November 10, 2014

The Men from "Star Trek"

The Man from U.N.C.L.E. (1964-1968) holds up remarkably well half a century later (at least the first two seasons; the third reportedly sagged badly).

With Robert Vaughn as Napoleon Solo (created by Ian Fleming) and David McCallum as Illya Kuryakin (now Dr. "Ducky" Mallard on NCIS) in the leads, The Man from U.N.C.L.E. was the forerunner of I Spy  (1965-1968) and Mission Impossible (1966-1973).

Though while Mission Impossible presaged a future of high-tech gizmo thrillers, Solo and Kuryakin are the cool, suave, deadly (and deadly funny) analog operatives that live on in characters like John Reese and Sameen Shaw (Person of Interest).

It certainly didn't hurt that back in an era when there were only three networks, shows like The Man from U.N.C.L.E. could cast from the cream of the up-and-coming Hollywood crop.

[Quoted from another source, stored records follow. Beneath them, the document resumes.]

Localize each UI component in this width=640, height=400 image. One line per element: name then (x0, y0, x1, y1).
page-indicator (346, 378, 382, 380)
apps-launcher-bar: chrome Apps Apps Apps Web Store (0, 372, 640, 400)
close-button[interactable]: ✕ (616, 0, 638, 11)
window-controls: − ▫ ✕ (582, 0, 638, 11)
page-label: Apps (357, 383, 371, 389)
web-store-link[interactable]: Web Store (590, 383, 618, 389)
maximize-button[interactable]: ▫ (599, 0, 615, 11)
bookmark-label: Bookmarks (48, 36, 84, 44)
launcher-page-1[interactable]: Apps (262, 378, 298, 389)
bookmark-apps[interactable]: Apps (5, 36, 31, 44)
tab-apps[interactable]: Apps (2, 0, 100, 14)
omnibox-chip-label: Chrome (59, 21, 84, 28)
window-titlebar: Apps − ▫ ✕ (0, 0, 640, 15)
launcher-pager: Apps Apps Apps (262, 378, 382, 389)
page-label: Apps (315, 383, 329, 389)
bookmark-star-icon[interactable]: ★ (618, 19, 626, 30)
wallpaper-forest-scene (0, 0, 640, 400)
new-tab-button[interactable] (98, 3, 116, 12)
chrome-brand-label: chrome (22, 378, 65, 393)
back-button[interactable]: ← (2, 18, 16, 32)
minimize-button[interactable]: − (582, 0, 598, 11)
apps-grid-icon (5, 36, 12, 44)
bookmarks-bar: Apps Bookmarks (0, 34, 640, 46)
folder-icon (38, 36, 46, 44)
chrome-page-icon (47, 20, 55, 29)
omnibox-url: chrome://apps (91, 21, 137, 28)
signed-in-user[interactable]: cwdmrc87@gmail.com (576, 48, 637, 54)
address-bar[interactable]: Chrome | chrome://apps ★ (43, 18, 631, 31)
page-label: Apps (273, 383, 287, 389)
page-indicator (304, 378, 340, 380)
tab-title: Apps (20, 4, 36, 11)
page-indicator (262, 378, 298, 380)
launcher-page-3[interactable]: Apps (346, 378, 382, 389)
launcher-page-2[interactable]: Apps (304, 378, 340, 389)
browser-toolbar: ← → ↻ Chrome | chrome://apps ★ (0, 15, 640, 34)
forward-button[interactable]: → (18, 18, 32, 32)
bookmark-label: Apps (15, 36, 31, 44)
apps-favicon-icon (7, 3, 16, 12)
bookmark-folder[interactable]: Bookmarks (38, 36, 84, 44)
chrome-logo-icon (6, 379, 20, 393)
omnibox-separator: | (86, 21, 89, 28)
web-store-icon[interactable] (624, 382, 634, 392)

For example, a 1964 episode called "The Project Strigas Affair." It guest stars William Shatner and Leonard Nimoy, along with Werner Klemperer (basically inhabiting the Colonel Wilhelm Klink character he would start playing the next year on Hogan's Heroes).

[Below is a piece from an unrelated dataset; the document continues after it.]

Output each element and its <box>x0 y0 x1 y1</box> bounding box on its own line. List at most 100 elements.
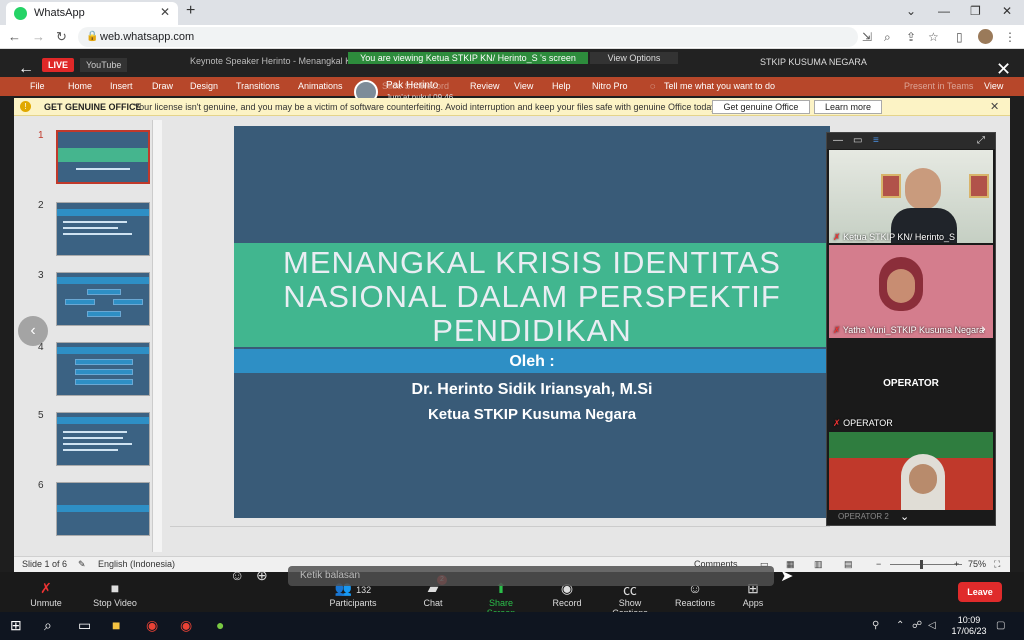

This was two years before Star Trek.

Shatner is utterly charming as a scientist who quits the rat race to start a small business with his wife (exterminating rats). They're recruited by U.N.C.L.E. to run a sting on a corrupt diplomat (Klemperer). It's a very Mission Impossible type plot.

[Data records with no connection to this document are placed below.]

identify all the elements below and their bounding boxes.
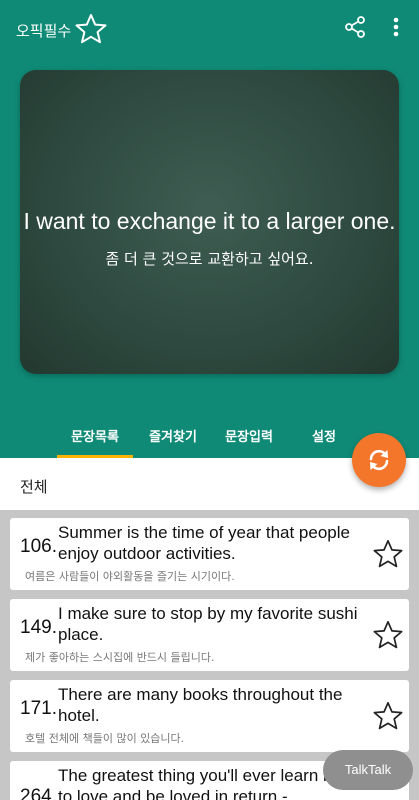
filter-label[interactable]: 전체 xyxy=(20,476,48,497)
sentence-english: Summer is the time of year that people e… xyxy=(58,523,350,563)
tab-sentence-input[interactable]: 문장입력 xyxy=(216,426,282,445)
sentence-english: I make sure to stop by my favorite sushi… xyxy=(58,604,358,644)
app-bar: 오픽필수 xyxy=(0,0,419,58)
list-item[interactable]: 171. There are many books throughout the… xyxy=(10,680,409,752)
sentence-korean: 여름은 사람들이 야외활동을 즐기는 시기이다. xyxy=(25,570,235,583)
list-item[interactable]: 149. I make sure to stop by my favorite … xyxy=(10,599,409,671)
star-outline-icon[interactable] xyxy=(74,12,108,46)
favorite-star-icon[interactable] xyxy=(372,538,404,570)
refresh-icon xyxy=(369,449,389,471)
sentence-english: There are many books throughout the hote… xyxy=(58,685,343,725)
talktalk-button[interactable]: TalkTalk xyxy=(323,750,413,790)
tab-favorites[interactable]: 즐겨찾기 xyxy=(140,426,206,445)
sentence-number: 106. xyxy=(20,536,57,557)
app-title: 오픽필수 xyxy=(16,22,72,40)
sentence-korean: 제가 좋아하는 스시집에 반드시 들립니다. xyxy=(25,651,215,664)
tab-sentence-list[interactable]: 문장목록 xyxy=(62,426,128,445)
favorite-star-icon[interactable] xyxy=(372,619,404,651)
chalkboard-card[interactable]: I want to exchange it to a larger one. 좀… xyxy=(20,70,399,374)
sentence-number: 264. xyxy=(20,786,57,800)
board-korean-sentence: 좀 더 큰 것으로 교환하고 싶어요. xyxy=(105,250,314,268)
refresh-button[interactable] xyxy=(352,433,406,487)
sentence-number: 149. xyxy=(20,617,57,638)
sentence-number: 171. xyxy=(20,698,57,719)
tab-settings[interactable]: 설정 xyxy=(294,426,354,445)
sentence-korean: 호텔 전체에 책들이 많이 있습니다. xyxy=(25,732,185,745)
more-vert-icon[interactable] xyxy=(389,15,403,39)
list-item[interactable]: 106. Summer is the time of year that peo… xyxy=(10,518,409,590)
share-icon[interactable] xyxy=(343,15,367,39)
board-english-sentence: I want to exchange it to a larger one. xyxy=(23,208,396,234)
favorite-star-icon[interactable] xyxy=(372,700,404,732)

What makes it all the more amusing is that a fairly subdued Shatner ends up playing the straight man to everybody else, and does rather well at that. It's not fair to say, "Hey, the man can act!" because Shatner delivered some fine performances on Star Trek.

The more accurate observation might be: "Hey, there was a time when Shatner wasn't Kirk!" Instead, it's Nimoy who hams it up as his (actually Klemperer's) nemesis in the "Evil Spock" role (playing dumb until he gets his revenge in the end).

Frankly, it's easy to see a lot of Spock in Nimoy's "Paris" on Mission Impossible as well. But because Nimoy defined the character in more subtle terms (makeup and backstory aside), he can say "I am not Spock," while Shatner will always be Kirk at his most bombastic.